The Center Square [By Vivian Jones] –
A veteran seeking care at the Memphis VA Medical Center died by suicide one day after experiencing “deficiencies in care, care coordination, and facility response,” a VA investigation found.
The Veterans Affairs Office of the Inspector General disclosed the 2019 death of an unidentified veteran in an inspection report released Thursday that detailed how the Memphis VA Medical Center failed to provide adequate treatment.
The veteran, whose identity and gender are not included in the report, was in his or her 30s and sought treatment at the Memphis VA Medical Center in summer 2019. The veteran had been diagnosed with post-traumatic stress disorder, was suffering from insomnia, and had run out of prescribed psychiatric medication.
An emergency room doctor discharged the veteran and directed him or her to visit the facility’s outpatient mental health clinic. According to the report, the patient’s family member accompanied the veteran to the mental health clinic. After waiting for an hour to speak with a staff member, the family member recalled being told that the next available appointment was in one month. The veteran was able to get a 10-day refill of one of three needed prescriptions at the facility pharmacy.
The next day, the veteran died of a self-inflicted gunshot wound.
Investigators identified a number of failures by the Memphis VA Medical Center, including lack of coordination between departments, inadequate facility oversight, medication reconciliation deficiencies, and “vulnerabilities” with the on-site Mental Health Clinic check-in process. While the report did not assume responsibility for the veteran’s death, the investigation found the veteran “did not receive the care needed.”
The report outlined 16 recommendations to address failures.
“My staff is in touch with Facility Director David Dunning, and I will be tracking action on the VAOIG recommendations closely,” Tennessee U.S. Sen. Marsha Blackburn said in a statement to The Center Square. “Our men and women in uniform should not have to wait until they become veterans to address their health challenges.”
Blackburn has co-sponsored legislation that would update VA mental health and telehealth care, expand eligibility for VA hospital care for recently discharged veterans, require the VA to take specific actions to prevent veteran suicide, expand VA telehealth services and expand the VA’s direct hiring authority for mental health workforce.
The bill would also require the VA to conduct various studies and establish measurable goals for suicide prevention and mental health outreach.
Tennessee U.S. Rep.
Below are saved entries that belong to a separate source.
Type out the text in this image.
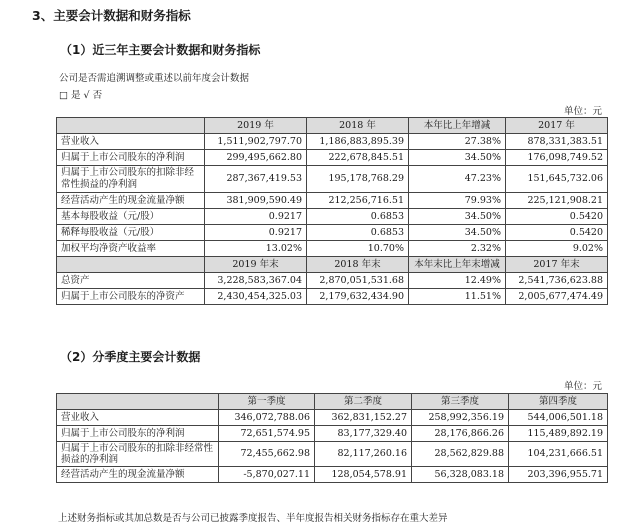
3、主要会计数据和财务指标
（1）近三年主要会计数据和财务指标
公司是否需追溯调整或重述以前年度会计数据
□ 是 √ 否
单位：元
	2019 年	2018 年	本年比上年增减	2017 年
营业收入	1,511,902,797.70	1,186,883,895.39	27.38%	878,331,383.51
归属于上市公司股东的净利润	299,495,662.80	222,678,845.51	34.50%	176,098,749.52
归属于上市公司股东的扣除非经常性损益的净利润	287,367,419.53	195,178,768.29	47.23%	151,645,732.06
经营活动产生的现金流量净额	381,909,590.49	212,256,716.51	79.93%	225,121,908.21
基本每股收益（元/股）	0.9217	0.6853	34.50%	0.5420
稀释每股收益（元/股）	0.9217	0.6853	34.50%	0.5420
加权平均净资产收益率	13.02%	10.70%	2.32%	9.02%
	2019 年末	2018 年末	本年末比上年末增减	2017 年末
总资产	3,228,583,367.04	2,870,051,531.68	12.49%	2,541,736,623.88
归属于上市公司股东的净资产	2,430,454,325.03	2,179,632,434.90	11.51%	2,005,677,474.49
（2）分季度主要会计数据
单位：元
	第一季度	第二季度	第三季度	第四季度
营业收入	346,072,788.06	362,831,152.27	258,992,356.19	544,006,501.18
归属于上市公司股东的净利润	72,651,574.95	83,177,329.40	28,176,866.26	115,489,892.19
归属于上市公司股东的扣除非经常性损益的净利润	72,455,662.98	82,117,260.16	28,562,829.88	104,231,666.51
经营活动产生的现金流量净额	-5,870,027.11	128,054,578.91	56,328,083.18	203,396,955.71
上述财务指标或其加总数是否与公司已披露季度报告、半年度报告相关财务指标存在重大差异
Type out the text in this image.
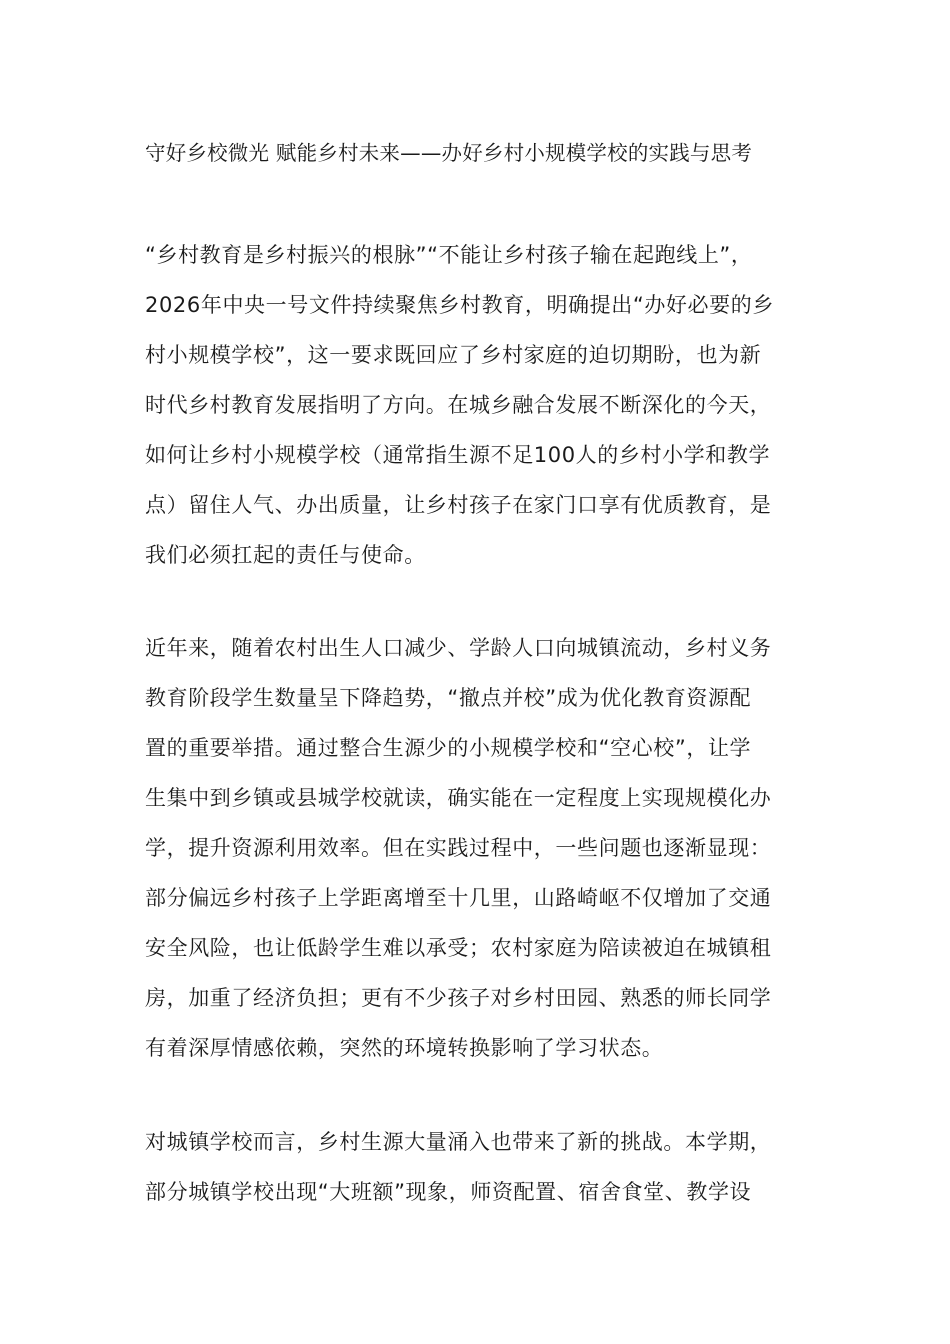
守好乡校微光 赋能乡村未来——办好乡村小规模学校的实践与思考
“乡村教育是乡村振兴的根脉”“不能让乡村孩子输在起跑线上”，
2026年中央一号文件持续聚焦乡村教育，明确提出“办好必要的乡
村小规模学校”，这一要求既回应了乡村家庭的迫切期盼，也为新
时代乡村教育发展指明了方向。在城乡融合发展不断深化的今天，
如何让乡村小规模学校（通常指生源不足100人的乡村小学和教学
点）留住人气、办出质量，让乡村孩子在家门口享有优质教育，是
我们必须扛起的责任与使命。
近年来，随着农村出生人口减少、学龄人口向城镇流动，乡村义务
教育阶段学生数量呈下降趋势，“撤点并校”成为优化教育资源配
置的重要举措。通过整合生源少的小规模学校和“空心校”，让学
生集中到乡镇或县城学校就读，确实能在一定程度上实现规模化办
学，提升资源利用效率。但在实践过程中，一些问题也逐渐显现：
部分偏远乡村孩子上学距离增至十几里，山路崎岖不仅增加了交通
安全风险，也让低龄学生难以承受；农村家庭为陪读被迫在城镇租
房，加重了经济负担；更有不少孩子对乡村田园、熟悉的师长同学
有着深厚情感依赖，突然的环境转换影响了学习状态。
对城镇学校而言，乡村生源大量涌入也带来了新的挑战。本学期，
部分城镇学校出现“大班额”现象，师资配置、宿舍食堂、教学设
Phil Roe, who serves as ranking member of the House Veterans Affairs Committee, is working to get the bill passed in the House.
“That bill includes a provision named after Parker Gordon Fox – a Tennessee veteran who recently died by suicide – that will facilitate better coordination between VA and community providers in hopes of preventing another tragedy like the one in Memphis from ever happening again,” Roe told The Center Square in a statement.
The bill passed the Senate last month. Roe hopes to see the bill become law by the end of this year.
“My thoughts and prayers are with the family members and loved ones of the veteran whose tragic death was detailed in a report by the VA Inspector General last week,” Roe said.
The Memphis VA Medical Center consistently has ranked at the bottom among VA hospitals around the country. In 2019, Memphis VA Medical Center was one of nine VA hospitals to receive a one-star rating – the lowest possible. The VA abolished the star ranking system in January, but according to the VA’s new comparative analysis of health centers in the Memphis area, the Memphis VA Medical Center ranks 20th out of 24 total available hospital facilities. The current estimated wait time to be seen at the facility is 10 days.
Last year, WalletHub ranked Memphis 97th out of the 100 largest cities in the U.S. for veterans to live.